Speech databases

Speech databases for continuous speech recognition and speech synthesis

Speech databases are the foundations of modern automatic speech recognition (ASR) and speech synthesis (TTS) systems. Both solutions use large speech databases with many sentences, which are annotated and labeled (manually or mechanically). Several speech databases have been created in Hungarian, mainly in the speech research laboratories of BME TMIT.

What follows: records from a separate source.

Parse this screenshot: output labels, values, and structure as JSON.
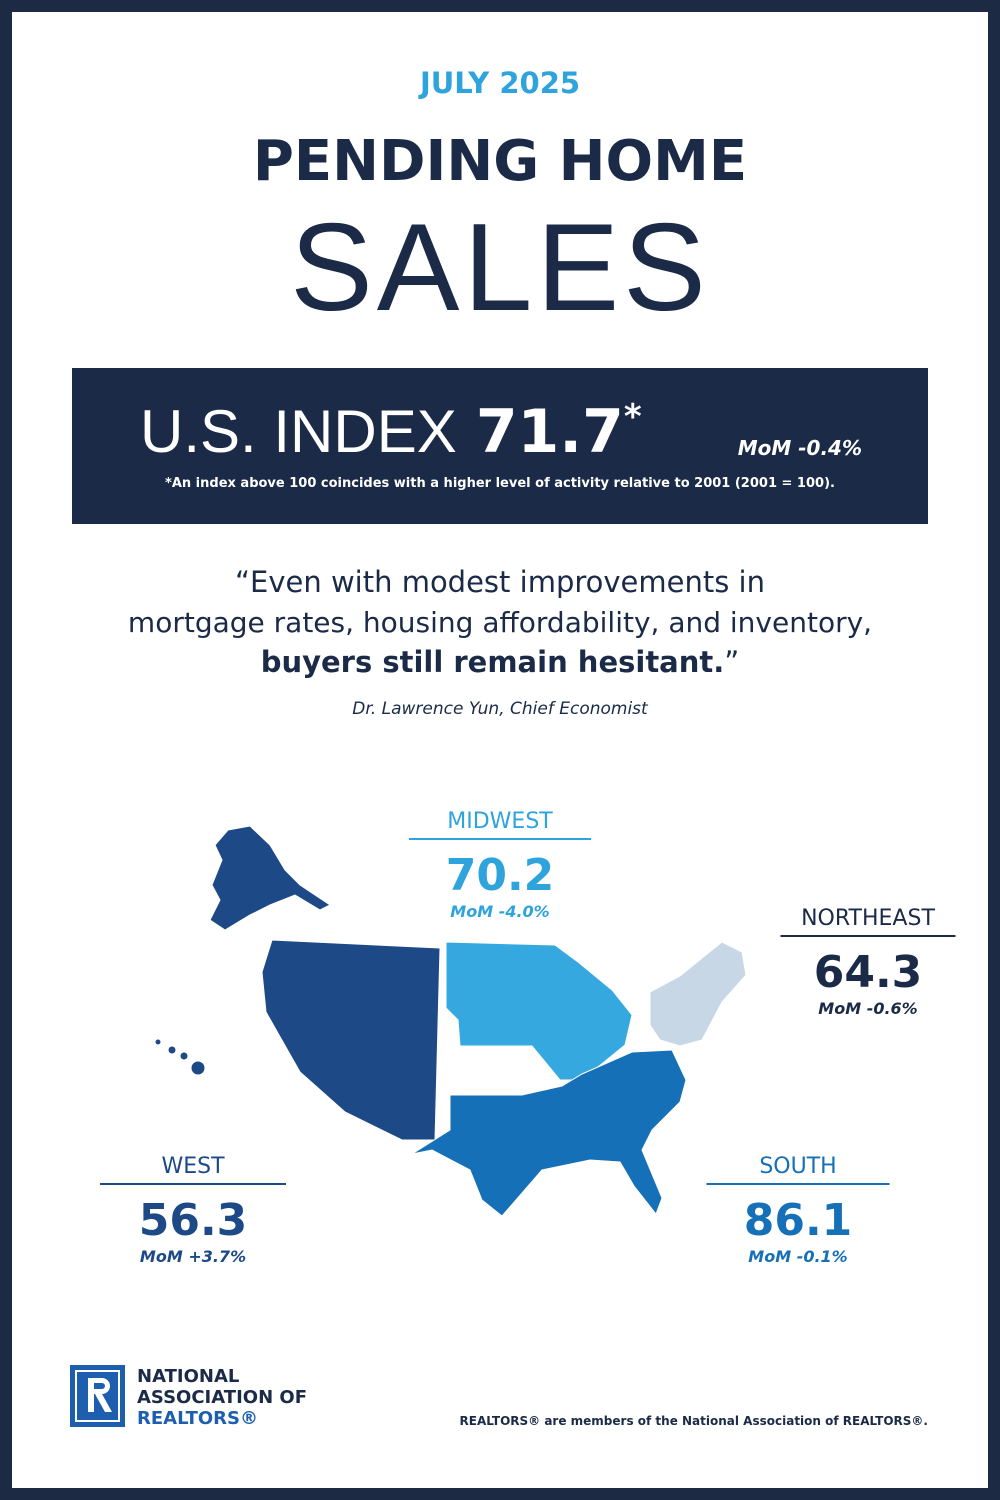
{
  "header": {
    "date": "JULY 2025",
    "title_line1": "PENDING HOME",
    "title_line2": "SALES"
  },
  "index_banner": {
    "label": "U.S. INDEX",
    "value": 71.7,
    "asterisk": "*",
    "mom": "MoM -0.4%",
    "footnote": "*An index above 100 coincides with a higher level of activity relative to 2001 (2001 = 100)."
  },
  "quote": {
    "line1": "“Even with modest improvements in",
    "line2": "mortgage rates, housing affordability, and inventory,",
    "line3_bold": "buyers still remain hesitant.",
    "line3_end": "”",
    "attribution": "Dr. Lawrence Yun, Chief Economist"
  },
  "regions": [
    {
      "name": "MIDWEST",
      "index": 70.2,
      "mom": "MoM -4.0%"
    },
    {
      "name": "NORTHEAST",
      "index": 64.3,
      "mom": "MoM -0.6%"
    },
    {
      "name": "WEST",
      "index": 56.3,
      "mom": "MoM +3.7%"
    },
    {
      "name": "SOUTH",
      "index": 86.1,
      "mom": "MoM -0.1%"
    }
  ],
  "footer": {
    "logo_line1": "NATIONAL",
    "logo_line2": "ASSOCIATION OF",
    "logo_line3": "REALTORS®",
    "disclaimer": "REALTORS® are members of the National Association of REALTORS®."
  }
}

The first real Hungarian speech database was created for ASR research. This was called BABEL (1998). It was collected by BME TMIT researchers under the guidance of Klára Vicsi, based on an international standard. Sixty speakers read texts. The MTBA Hungarian Telephone Speech Database (2002) was a collection of speech items. Five hundred informants contained read records from 297 landlines and 203 mobile phones. In the Phonetics Laboratory of the Research Institute of Linguistics of the Hungarian Academy of Sciences, the BEA spoken language database was created under the leadership of Mária Gósy (2007). The work laste 5 years. In this databese, hundreds of people spoke spontaneously and read texts aloud. The BEA database was also used by BME TMIT for ASR experiments and developments. SpeechTex Kft (since 2013) has developed several speech databases for its state-of-the-art continuous speech recognition and speech descriptor technical solutions.

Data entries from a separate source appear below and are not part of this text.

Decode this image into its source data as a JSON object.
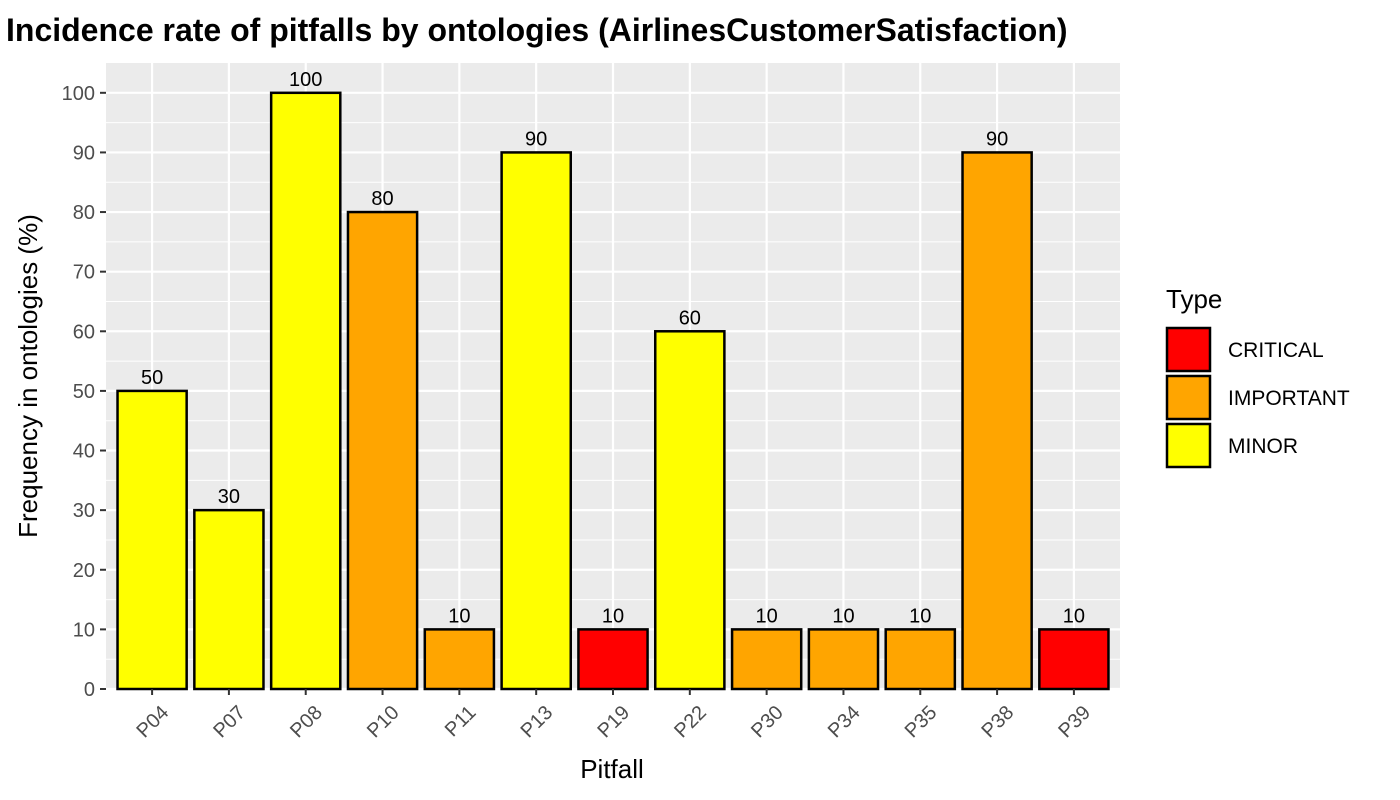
{
  "chart_data": {
    "type": "bar",
    "title": "Incidence rate of pitfalls by ontologies (AirlinesCustomerSatisfaction)",
    "xlabel": "Pitfall",
    "ylabel": "Frequency in ontologies (%)",
    "ylim": [
      0,
      105
    ],
    "yticks": [
      0,
      10,
      20,
      30,
      40,
      50,
      60,
      70,
      80,
      90,
      100
    ],
    "grid": true,
    "legend_position": "right",
    "legend_title": "Type",
    "legend": [
      {
        "label": "CRITICAL",
        "color": "#ff0000"
      },
      {
        "label": "IMPORTANT",
        "color": "#ffa500"
      },
      {
        "label": "MINOR",
        "color": "#ffff00"
      }
    ],
    "categories": [
      "P04",
      "P07",
      "P08",
      "P10",
      "P11",
      "P13",
      "P19",
      "P22",
      "P30",
      "P34",
      "P35",
      "P38",
      "P39"
    ],
    "values": [
      50,
      30,
      100,
      80,
      10,
      90,
      10,
      60,
      10,
      10,
      10,
      90,
      10
    ],
    "types": [
      "MINOR",
      "MINOR",
      "MINOR",
      "IMPORTANT",
      "IMPORTANT",
      "MINOR",
      "CRITICAL",
      "MINOR",
      "IMPORTANT",
      "IMPORTANT",
      "IMPORTANT",
      "IMPORTANT",
      "CRITICAL"
    ],
    "data_labels": [
      "50",
      "30",
      "100",
      "80",
      "10",
      "90",
      "10",
      "60",
      "10",
      "10",
      "10",
      "90",
      "10"
    ]
  }
}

The PPBA Parallel Precision Speech Database (2010) was created in the speech technology laboratory of BME TMIT for high-quality, human-sounded speech synthesis, in which 12 speakers read the same sentence set containing 2000 items. This was used to teach the Profivox-HMM speech synthesizer. The WEATHER speech database (2013) consisted of 5,000 sentences and served the ProfiVox corpus speech synthesizer. The TRAIN speech database (as of 2014) contained 12,000 sentences and operates in MÁV’s automatic, audible passenger information systems. These speech databases developed for speech synthesis were later used to teach the BME TMIT Neural ProfiVox speech synthesizers as well.